Union Pacific Slumps on Drop in Lucrative Auto, Coal Shipments
(Bloomberg) -- Union Pacific Corp. slumped the most in four months after declines for some of its most profitable cargoes dragged on the railroad’s profit.
Adjusted earnings for the largest publicly traded railroad in the U.S. fell to $2.01 a share for the third quarter, missing analysts’ expectations by 4 cents. Sharp drops in volume for coal and autos sent sales tumbling 11% from a year earlier, even though total carloads fell just 4%. Union Pacific’s $4.92 billion in revenue was in line with estimates compiled by Bloomberg,
Intermodal cargo climbed 9.4%. But that category, mostly consumer goods handed off to trucks for final delivery, is a lower margin business than moving coal hoppers and car transporters.
“UP was able to outperform our more cautious expectations on mix in the quarter but still fell short of consensus expectations,” Brian Ossenbeck, an analyst at JPMorgan Chase & Co., wrote in a note to clients Thursday.
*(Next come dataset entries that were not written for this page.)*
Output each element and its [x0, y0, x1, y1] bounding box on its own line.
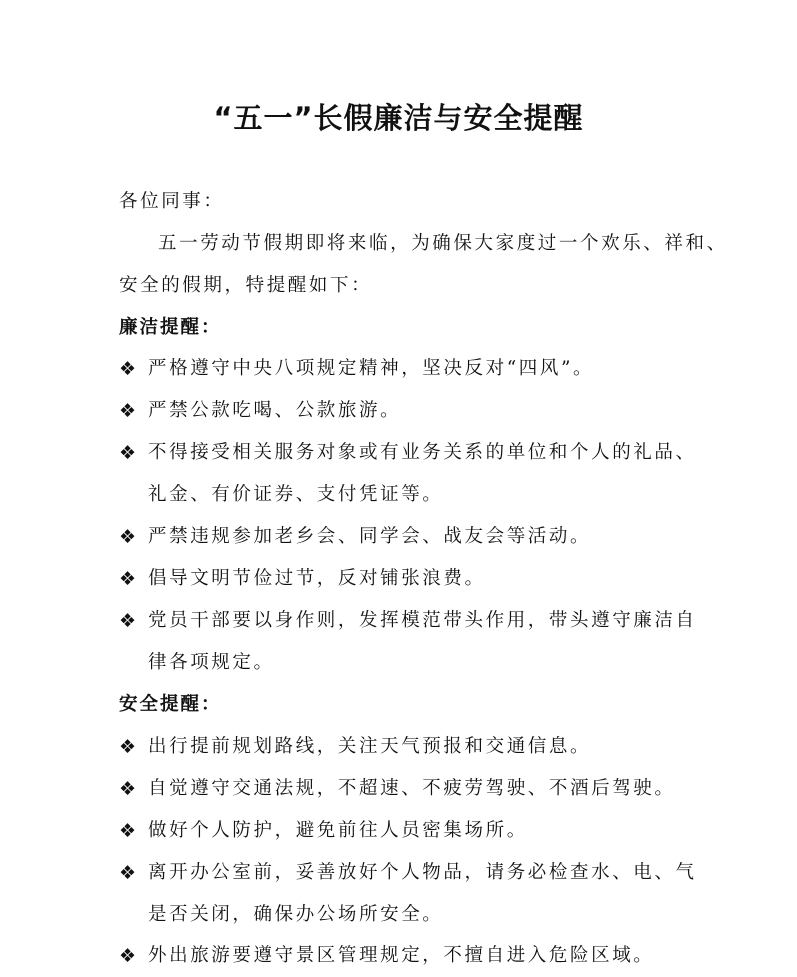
safety-heading: 安全提醒：: [119, 694, 222, 715]
list-item-text: 外出旅游要遵守景区管理规定，不擅自进入危险区域。: [148, 945, 655, 966]
list-item-text-continued: 是否关闭，确保办公场所安全。: [148, 904, 444, 925]
list-item-text: 严格遵守中央八项规定精神，坚决反对“四风”。: [148, 358, 595, 379]
list-item-text: 不得接受相关服务对象或有业务关系的单位和个人的礼品、: [148, 442, 697, 463]
bullet-icon: ❖: [119, 400, 137, 422]
bullet-icon: ❖: [119, 736, 137, 758]
integrity-heading: 廉洁提醒：: [119, 317, 222, 338]
intro-paragraph-line-2: 安全的假期，特提醒如下：: [119, 275, 373, 296]
document-title: “五一”长假廉洁与安全提醒: [213, 101, 584, 135]
bullet-icon: ❖: [119, 358, 137, 380]
greeting: 各位同事：: [119, 191, 225, 212]
list-item-text: 严禁公款吃喝、公款旅游。: [148, 400, 402, 421]
list-item-text: 做好个人防护，避免前往人员密集场所。: [148, 820, 528, 841]
list-item-text: 党员干部要以身作则，发挥模范带头作用，带头遵守廉洁自: [148, 610, 697, 631]
list-item-text: 严禁违规参加老乡会、同学会、战友会等活动。: [148, 526, 592, 547]
intro-paragraph-line-1: 五一劳动节假期即将来临，为确保大家度过一个欢乐、祥和、: [158, 233, 728, 254]
bullet-icon: ❖: [119, 568, 137, 590]
list-item-text: 出行提前规划路线，关注天气预报和交通信息。: [148, 736, 592, 757]
list-item-text-continued: 礼金、有价证券、支付凭证等。: [148, 484, 444, 505]
bullet-icon: ❖: [119, 862, 137, 884]
bullet-icon: ❖: [119, 442, 137, 464]
list-item-text-continued: 律各项规定。: [148, 652, 275, 673]
bullet-icon: ❖: [119, 778, 137, 800]
list-item-text: 离开办公室前，妥善放好个人物品，请务必检查水、电、气: [148, 862, 697, 883]
bullet-icon: ❖: [119, 945, 137, 967]
bullet-icon: ❖: [119, 526, 137, 548]
list-item-text: 自觉遵守交通法规，不超速、不疲劳驾驶、不酒后驾驶。: [148, 778, 676, 799]
bullet-icon: ❖: [119, 820, 137, 842]
bullet-icon: ❖: [119, 610, 137, 632]
list-item-text: 倡导文明节俭过节，反对铺张浪费。: [148, 568, 486, 589]
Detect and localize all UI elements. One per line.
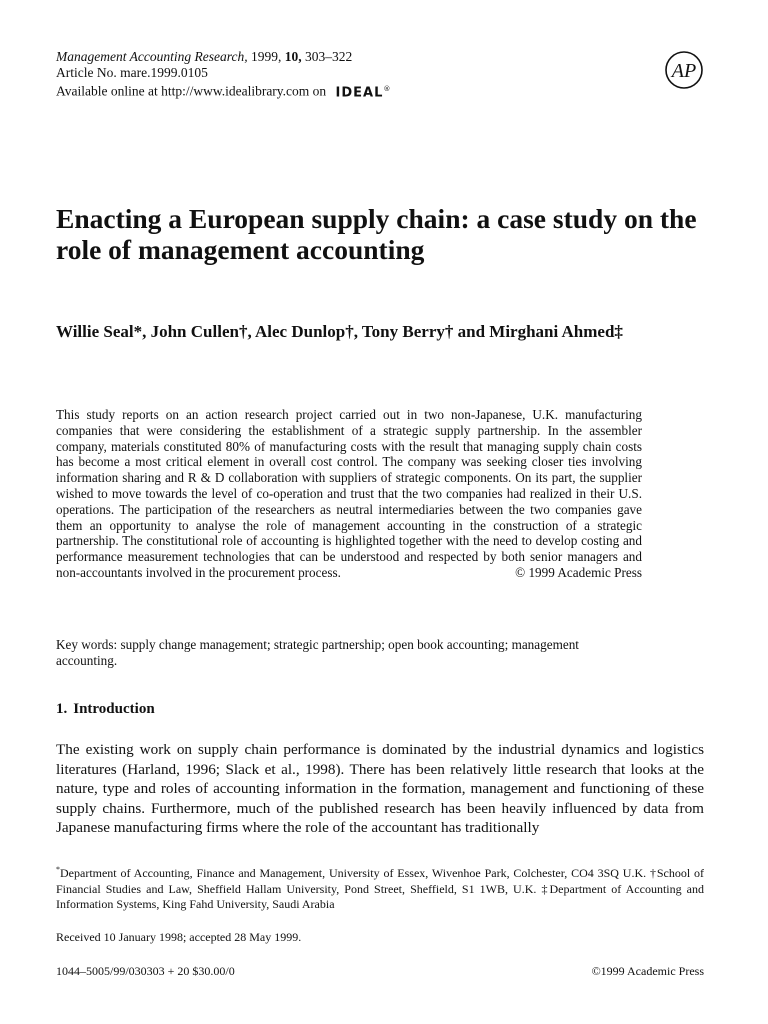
journal-header: [56, 49, 391, 101]
citation-line: [56, 49, 391, 65]
section-heading: [56, 701, 155, 718]
keywords: Key words: supply change management; strategic partnership; open book accounting; management accounting.: [56, 637, 579, 668]
footnote-text: Department of Accounting, Finance and Management, University of Essex, Wivenhoe Park, Colchester, CO4 3SQ U.K. †School of Financial Studies and Law, Sheffield Hallam University, Pond Street, Sheffield, S1 1WB, U.K. ‡Department of Accounting and Information Systems, King Fahd University, Saudi Arabia: [56, 866, 704, 911]
section-title: Introduction: [73, 701, 155, 717]
journal-name: Management Accounting Research,: [56, 49, 248, 64]
journal-volume: 10,: [284, 49, 302, 64]
article-number: Article No. mare.1999.0105: [56, 65, 208, 80]
abstract-copyright: © 1999 Academic Press: [515, 564, 642, 580]
paper-title: Enacting a European supply chain: a case study on the role of management accounting: [56, 203, 697, 265]
academic-press-logo-icon: [664, 50, 704, 90]
body-paragraph: The existing work on supply chain performance is dominated by the industrial dynamics and logistics literatures (Harland, 1996; Slack et al., 1998). There has been relatively little research that looks at the nature, type and roles of accounting information in the formation, management and functioning of these supply chains. Furthermore, much of the published research has been heavily influenced by data from Japanese manufacturing firms where the role of the accountant has traditionally: [56, 741, 704, 837]
ideal-logo: IDEAL®: [335, 85, 392, 101]
footer-copyright: ©1999 Academic Press: [591, 964, 704, 978]
affiliations-footnote: [56, 862, 704, 913]
available-online-text: Available online at http://www.idealibrary.com on: [56, 83, 327, 99]
article-code: 1044–5005/99/030303 + 20 $30.00/0: [56, 964, 235, 978]
abstract: [56, 407, 642, 581]
svg-text:AP: AP: [671, 60, 697, 82]
journal-year: 1999,: [250, 49, 282, 64]
section-number: 1.: [56, 701, 68, 717]
availability-line: [56, 81, 391, 101]
footnote-marker: *: [56, 865, 60, 874]
abstract-text: This study reports on an action research project carried out in two non-Japanese, U.K. manufacturing companies that were considering the establishment of a strategic supply partnership. In the assembler company, materials constituted 80% of manufacturing costs with the result that managing supply chain costs has become a most critical element in overall cost control. The company was seeking closer ties involving information sharing and R & D collaboration with suppliers of strategic components. On its part, the supplier wished to move towards the level of co-operation and trust that the two companies had realized in their U.S. operations. The participation of the researchers as neutral intermediaries between the two companies gave them an opportunity to analyse the role of management accounting in the construction of a strategic partnership. The constitutional role of accounting is highlighted together with the need to develop costing and performance measurement technologies that can be understood and respected by both senior managers and non-accountants involved in the procurement process.: [56, 407, 642, 580]
journal-pages: 303–322: [304, 49, 353, 64]
received-dates: Received 10 January 1998; accepted 28 May 1999.: [56, 930, 302, 944]
author-list: Willie Seal*, John Cullen†, Alec Dunlop†, Tony Berry† and Mirghani Ahmed‡: [56, 322, 623, 341]
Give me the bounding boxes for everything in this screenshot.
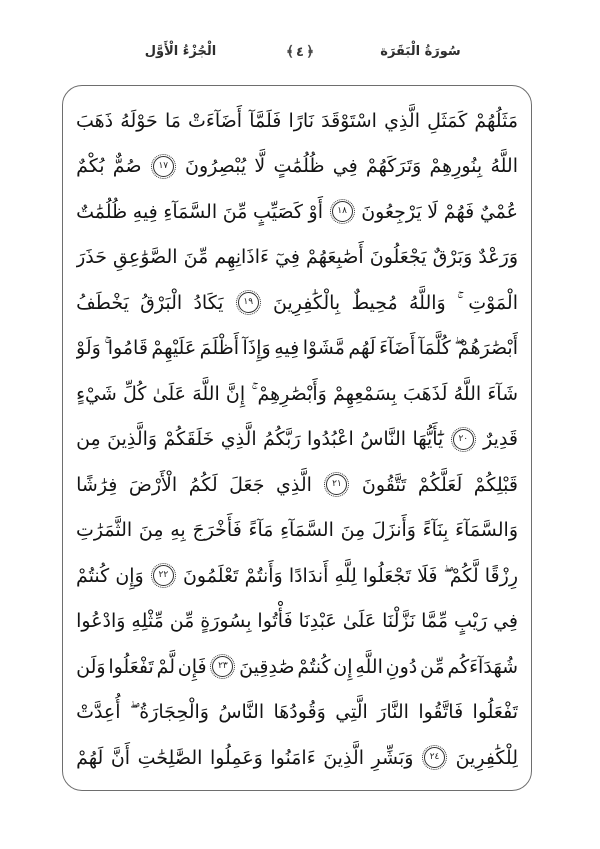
ayah-word: نَزَّلْنَا [382, 610, 416, 633]
ayah-word: يَخْطَفُ [76, 291, 129, 314]
ayah-word: كُلِّ [122, 382, 147, 405]
ayah-word: بِالْكَٰفِرِينَ [273, 291, 341, 314]
ayah-word: وَاللَّهُ [408, 291, 446, 314]
ayah-word: شُهَدَآءَكُم [447, 655, 518, 678]
ayah-word: الصَّوَٰعِقِ [113, 246, 178, 269]
ayah-number-marker: ٢٢ [153, 565, 174, 586]
ayah-word: الَّتِي [335, 701, 368, 724]
ayah-word: ءَاذَانِهِم [214, 246, 269, 269]
ayah-word: أُعِدَّتْ [76, 701, 121, 724]
ayah-word: النَّاسُ [218, 701, 265, 724]
ayah-word: يَٰٓأَيُّهَا [412, 428, 444, 451]
ayah-word: السَّمَآءِ [163, 200, 218, 223]
page-number-value: ٤ [296, 45, 304, 60]
ayah-word: فَإِن [177, 655, 207, 678]
ayah-word: الْمَوْتِ [468, 291, 518, 314]
ayah-word: تَتَّقُونَ [361, 473, 407, 496]
ayah-word: الَّذِينَ [323, 746, 364, 769]
ayah-word: فِيهِ [132, 200, 158, 223]
ayah-word: وَبَرْقٌ [432, 246, 473, 269]
ayah-word: مِنَ [340, 519, 366, 542]
ayah-word: ءَامَنُوا [270, 746, 316, 769]
ayah-word: فِي [493, 610, 518, 633]
page-number [255, 40, 345, 64]
quran-line-15 [76, 735, 518, 781]
ayah-word: مِّنَ [222, 200, 248, 223]
ayah-word: بِنَآءً [422, 519, 449, 542]
ayah-word: مِّن [169, 610, 195, 633]
ayah-word: تَفْعَلُوا [108, 655, 154, 678]
ayah-word: اللَّهَ [192, 382, 220, 405]
ayah-word: فِيٓ [275, 246, 300, 269]
ayah-word: تَجْعَلُوا [362, 564, 411, 587]
ayah-word: عُمْيٌ [479, 200, 518, 223]
juz-label: الْجُزْءُ الْأَوَّل [144, 44, 217, 59]
ayah-word: السَّمَآءِ [280, 519, 334, 542]
ayah-word: مِّن [420, 655, 445, 678]
ayah-word: شَآءَ [487, 382, 518, 405]
ayah-word: أَضَآءَ [379, 337, 416, 360]
ayah-word: الَّذِي [384, 109, 420, 132]
ayah-word: الَّذِي [220, 428, 257, 451]
ayah-word: وَعَمِلُوا [209, 746, 263, 769]
ayah-word: أَوْ [308, 200, 323, 223]
ayah-word: لَا [427, 200, 439, 223]
ayah-word: مَثَلُهُمْ [474, 109, 518, 132]
ayah-word: وَالسَّمَآءَ [455, 519, 518, 542]
ayah-word: فَلَمَّآ [249, 109, 282, 132]
ayah-word: مِّمَّا [421, 610, 449, 633]
ayah-word: صُمٌّ [112, 155, 142, 178]
ayah-word: وَلَوْ [76, 337, 101, 360]
ayah-word: ظُلُمَٰتٍ [273, 155, 325, 178]
ayah-word: فِرَٰشًا [76, 473, 118, 496]
ayah-word: أَندَادًا [288, 564, 329, 587]
ayah-word: وَإِن [115, 564, 144, 587]
ayah-word: لَكُمُ [188, 473, 218, 496]
quran-line-11 [76, 553, 518, 599]
quran-line-10 [76, 508, 518, 554]
ayah-word: وَلَن [76, 655, 106, 678]
ayah-word: يَكَادُ [193, 291, 224, 314]
quran-text-block [76, 98, 518, 780]
ayah-word: نَارًا [288, 109, 314, 132]
quran-line-8 [76, 417, 518, 463]
quran-line-9 [76, 462, 518, 508]
ayah-word: اسْتَوْقَدَ [321, 109, 377, 132]
ayah-word: بُكْمٌ [76, 155, 105, 178]
ayah-number-marker: ١٩ [238, 292, 259, 313]
ayah-word: وَادْعُوا [76, 610, 126, 633]
ayah-number-marker: ١٨ [332, 201, 353, 222]
ayah-word: أَبْصَٰرَهُمْ [457, 337, 518, 360]
ayah-word: دُونِ [385, 655, 418, 678]
ayah-word: لَذَهَبَ [403, 382, 448, 405]
ayah-word: فِيهِ [274, 337, 300, 360]
ayah-word: لَّكُمْ [449, 564, 479, 587]
ayah-word: ذَهَبَ [76, 109, 114, 132]
ayah-word: قَدِيرٌ [483, 428, 518, 451]
surah-title: سُورَةُ الْبَقَرَة [380, 44, 461, 59]
ayah-word: الصَّٰلِحَٰتِ [137, 746, 203, 769]
ayah-word: فَأَخْرَجَ [192, 519, 242, 542]
ayah-word: النَّارَ [377, 701, 409, 724]
quran-line-6 [76, 326, 518, 372]
ayah-word: وَأَنتُمْ [244, 564, 283, 587]
ayah-word: عَلَىٰ [152, 382, 187, 405]
ayah-word: وَتَرَكَهُمْ [365, 155, 422, 178]
ayah-word: مُحِيطٌ [351, 291, 398, 314]
ayah-word: يُبْصِرُونَ [185, 155, 247, 178]
ayah-word: حَذَرَ [76, 246, 107, 269]
ayah-word: قَبْلِكُمْ [473, 473, 518, 496]
ayah-word: لَّمْ [156, 655, 175, 678]
ayah-word: إِن [333, 655, 353, 678]
ayah-word: أَنَّ [110, 746, 131, 769]
ayah-word: ظُلُمَٰتٌ [76, 200, 128, 223]
quran-line-1 [76, 98, 518, 144]
ayah-number-marker: ٢٤ [424, 747, 445, 768]
quran-line-3 [76, 189, 518, 235]
ayah-word: أَظْلَمَ [199, 337, 240, 360]
ayah-word: أَصَٰبِعَهُمْ [305, 246, 364, 269]
ayah-word: مِّنَ [183, 246, 209, 269]
ayah-word: شَيْءٍ [76, 382, 117, 405]
ayah-word: مِنَ [138, 519, 164, 542]
ayah-word: اعْبُدُوا [307, 428, 354, 451]
ayah-number-marker: ٢١ [326, 474, 347, 495]
ayah-word: فَاتَّقُوا [418, 701, 464, 724]
ayah-word: يَجْعَلُونَ [369, 246, 427, 269]
ayah-word: وَأَبْصَٰرِهِمْ [257, 382, 327, 405]
ayah-word: رِزْقًا [484, 564, 518, 587]
ayah-word: فِي [332, 155, 358, 178]
text-frame-border [62, 85, 532, 791]
ayah-word: الْبَرْقُ [140, 291, 183, 314]
ayah-word: أَضَآءَتْ [188, 109, 243, 132]
ayah-word: صَٰدِقِينَ [239, 655, 295, 678]
ayah-word: فَأْتُوا [257, 610, 293, 633]
ayah-word: فَهُمْ [443, 200, 475, 223]
ayah-word: إِنَّ [225, 382, 246, 405]
page-number-ornament-open: ﴿ [305, 44, 315, 60]
ayah-word: مِّثْلِهِ [131, 610, 164, 633]
ayah-word: اللَّهُ [490, 155, 518, 178]
ayah-word: عَلَىٰ [342, 610, 377, 633]
ayah-word: جَعَلَ [229, 473, 265, 496]
ayah-word: لَهُم [348, 337, 376, 360]
ayah-word: مَّشَوْا [302, 337, 345, 360]
ayah-word: يَرْجِعُونَ [361, 200, 422, 223]
ayah-word: وَالَّذِينَ [107, 428, 158, 451]
ayah-word: تَفْعَلُوا [472, 701, 518, 724]
ayah-word: رَبَّكُمُ [263, 428, 301, 451]
ayah-word: الَّذِي [275, 473, 312, 496]
ayah-word: وَإِذَآ [242, 337, 271, 360]
ayah-word: لَهُمْ [76, 746, 104, 769]
ayah-word: قَامُوا [107, 337, 148, 360]
ayah-word: بِسُورَةٍ [200, 610, 252, 633]
ayah-word: النَّاسُ [360, 428, 407, 451]
ayah-word: تَعْلَمُونَ [182, 564, 239, 587]
ayah-word: لِلْكَٰفِرِينَ [455, 746, 518, 769]
quran-line-5 [76, 280, 518, 326]
ayah-word: وَبَشِّرِ [371, 746, 414, 769]
ayah-word: عَبْدِنَا [298, 610, 337, 633]
quran-line-2 [76, 144, 518, 190]
ayah-word: وَالْحِجَارَةُ [139, 701, 209, 724]
ayah-number-marker: ١٧ [153, 156, 174, 177]
ayah-word: مَآءً [248, 519, 274, 542]
ayah-word: عَلَيْهِمْ [151, 337, 197, 360]
ayah-number-marker: ٢٠ [453, 429, 474, 450]
ayah-word: الْأَرْضَ [128, 473, 178, 496]
ayah-word: لَّا [254, 155, 266, 178]
ayah-word: لِلَّهِ [334, 564, 357, 587]
quran-line-7 [76, 371, 518, 417]
ayah-word: كُلَّمَآ [418, 337, 451, 360]
page-number-ornament-close: ﴾ [285, 44, 295, 60]
ayah-word: وَرَعْدٌ [478, 246, 518, 269]
ayah-word: وَقُودُهَا [273, 701, 326, 724]
ayah-word: مَا [164, 109, 181, 132]
ayah-word: رَيْبٍ [454, 610, 488, 633]
ayah-word: كُنتُمْ [76, 564, 110, 587]
ayah-word: وَأَنزَلَ [371, 519, 416, 542]
ayah-word: بِهِ [170, 519, 186, 542]
quran-line-14 [76, 690, 518, 736]
ayah-word: خَلَقَكُمْ [163, 428, 215, 451]
ayah-number-marker: ٢٣ [212, 656, 233, 677]
ayah-word: فَلَا [417, 564, 438, 587]
ayah-word: مِن [76, 428, 101, 451]
ayah-word: الثَّمَرَٰتِ [76, 519, 133, 542]
ayah-word: لَعَلَّكُمْ [417, 473, 463, 496]
quran-line-4 [76, 235, 518, 281]
ayah-word: بِنُورِهِمْ [429, 155, 483, 178]
ayah-word: حَوْلَهُ [120, 109, 158, 132]
ayah-word: كَمَثَلِ [427, 109, 468, 132]
quran-line-12 [76, 599, 518, 645]
ayah-word: كُنتُمْ [297, 655, 331, 678]
ayah-word: كَصَيِّبٍ [252, 200, 303, 223]
ayah-word: اللَّهُ [453, 382, 482, 405]
quran-line-13 [76, 644, 518, 690]
ayah-word: اللَّهِ [355, 655, 383, 678]
ayah-word: بِسَمْعِهِمْ [333, 382, 397, 405]
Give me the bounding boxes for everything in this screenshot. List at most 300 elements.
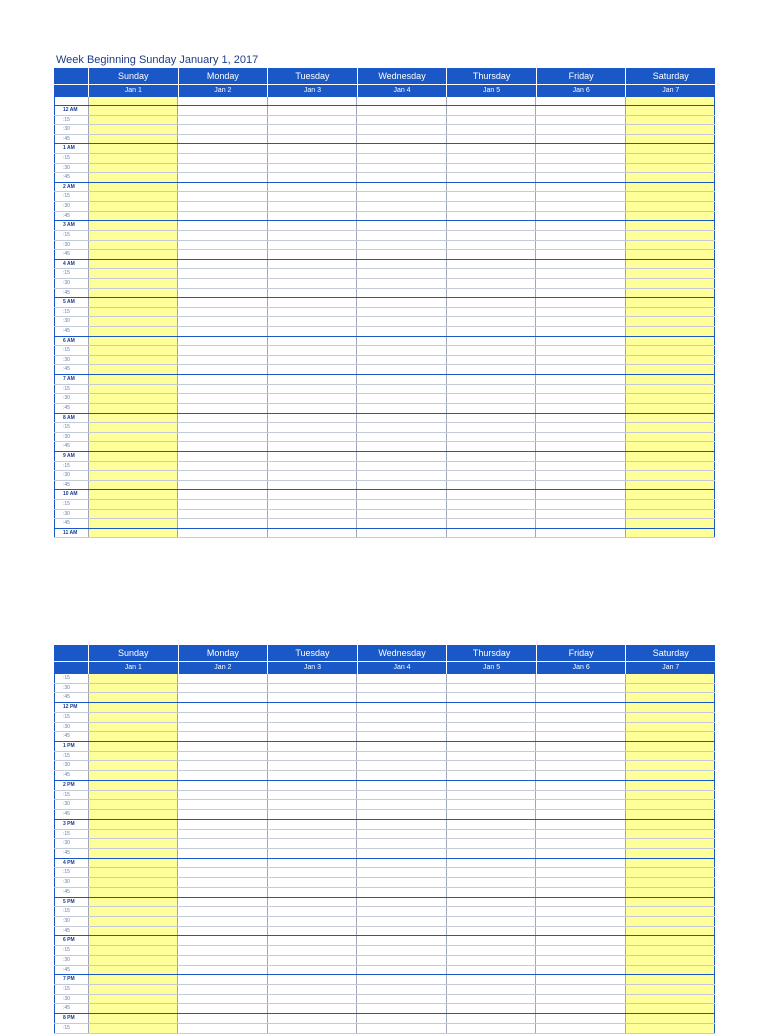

Railroads were whipsawed by a historic plunge in second-quarter volume because of coronavirus lockdowns and a snap back in the third quarter as businesses began to reopen. Union Pacific’s carloads jumped 19% in the third quarter from the second, according to a statement.
The stock fell 6.3% to $186.93 at 11:45 a.m. in New York after tumbling as much as 6.8%, the biggest intraday drop since June 11. The decline was the sharpest on the Standard & Poor’s industrials index.
Union Pacific has held the line on costs, in part by keeping its workforce 18% below least year’s levels even as volume returned. Operating ratio, a measure of efficiency in which a lower number is better, improved to a record 58.7% from 59.5% a year earlier.
The company forecast volume will be down 7% for the year, better than the 10% decline projected in July.